The need to attract publicity explains the emphasis on visual spectacle when petitioning Downing Street. In his 1974 guide to running a pressure group, the journalist Christopher Hall instructed would-be campaigners that ‘your news must be visual’. He added: ‘Any reasonable opportunity to use children or animals in a public display should be taken. If this sounds cynical remember that all pressure groups, when they are seeking publicity, are entering the entertainment business. Newspapers are entertainment, television even more so’. Perhaps following Hall’s advice, in 1991, as part of a campaign to save London zoo, campaigners brought a South American pudu, and a Mexican bird eating spider along with them to Downing Street, while anti-blood sports petitioners, including the Labour MP Tony Benn, brought a fox to Number 10 four years later.
Other ruses including wearing costumes, from nurses uniforms to more theatrical attire, such as the women wearing black mourning dress who presented a petition against atomic weapons to Harold Macmillan in 1957. The mode of transporting a petition could also attract attention. In 1993 Labour delivered a petition against the closure of collieries on a massive coal wagon, while in 1968 mothers campaigning for better nursery education carried their petition sheets in prams. In other cases, campaigners such as truckers, taxi drivers, and motorcyclists brought their vehicles down Whitehall. Alternatively, NGOs selected celebrities to deliver the petition to maximise the chances of media coverage. In 1989, a petition against the Khmer Rouge representing Cambodia at the UN, organised by Oxfam, Christian Aid, and Cafod was handed in by the actresses Emma Thompson, Julie Christie, and Caron Keating.
Another tactic was to make Downing Street the final stage of a longer journey, such as the 1981 peace pilgrimage, or the 1985 jubilee ramble organised by the Ramblers’ Association. Sometimes petitioners brought props with them. In 1970, four women from Sussex calling for an inquiry into the quality of their water supply brought with them ‘three bottles of sludgy tap water’, with one petitioner remarking to the press ‘we didn’t bring Mr. Heath our stained frillies because we didn’t want to embarrass him’.
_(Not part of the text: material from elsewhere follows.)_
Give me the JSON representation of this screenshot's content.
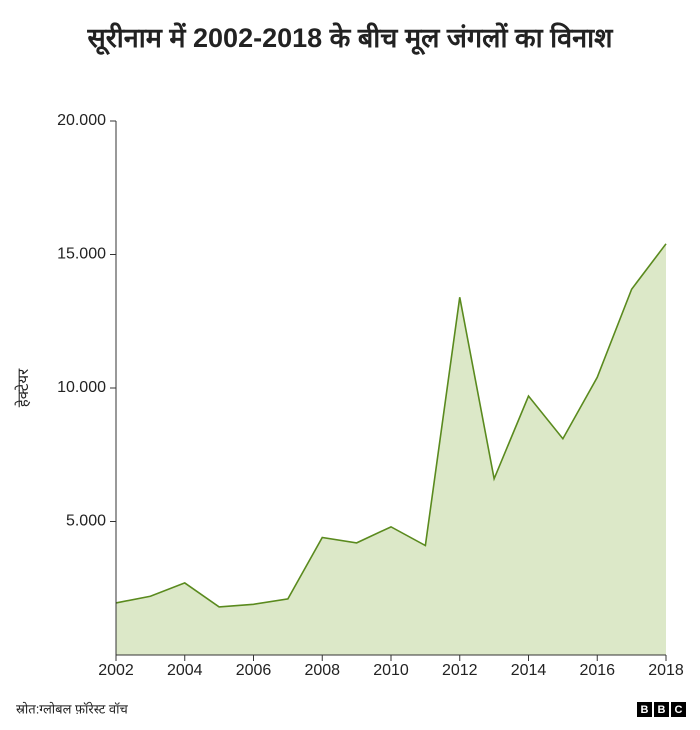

Petitioning Downing Street remained a useful tool for campaigners because it enabled other forms of collective action as well as attracting publicity. In the later twentieth century, activists from major campaigns such as the Campaign for Nuclear Disarmament or Anti-Apartheid frequently combined petitioning Downing Street with demonstrations or marches down Whitehall, rallies in Trafalgar Square or Hyde Park, and lobbying MPs at Westminster as part of coordinated ‘days of action’. In 1980 for example, as part of Gay Pride, representatives from the Campaign for Homosexual Equality, the Scottish Homosexual Rights Group, and the Northern Ireland Gay Rights Association presented a petition to Margaret Thatcher.
The growth of platforms like change.org, 38degrees, and the establishment of UK Parliament’s Petitions Committee’s e-petitions system mean that people are more likely to sign online petitions than paper ones today. Yet the fact that many citizens continue to hand in paper petitions to Downing Street shows the continued usefulness of this practice as a campaigning tool even in an era of digital democracy.
Dr Henry Miller is Associate Professor (Research) at Durham University.
This blog is informed by research conducted for the Petitioning and People Power in Twentieth-Century Britain project, funded by the Arts and Humanities Research Council and the Economic and Social Research Council, which are both part of the UK Research and Innovation.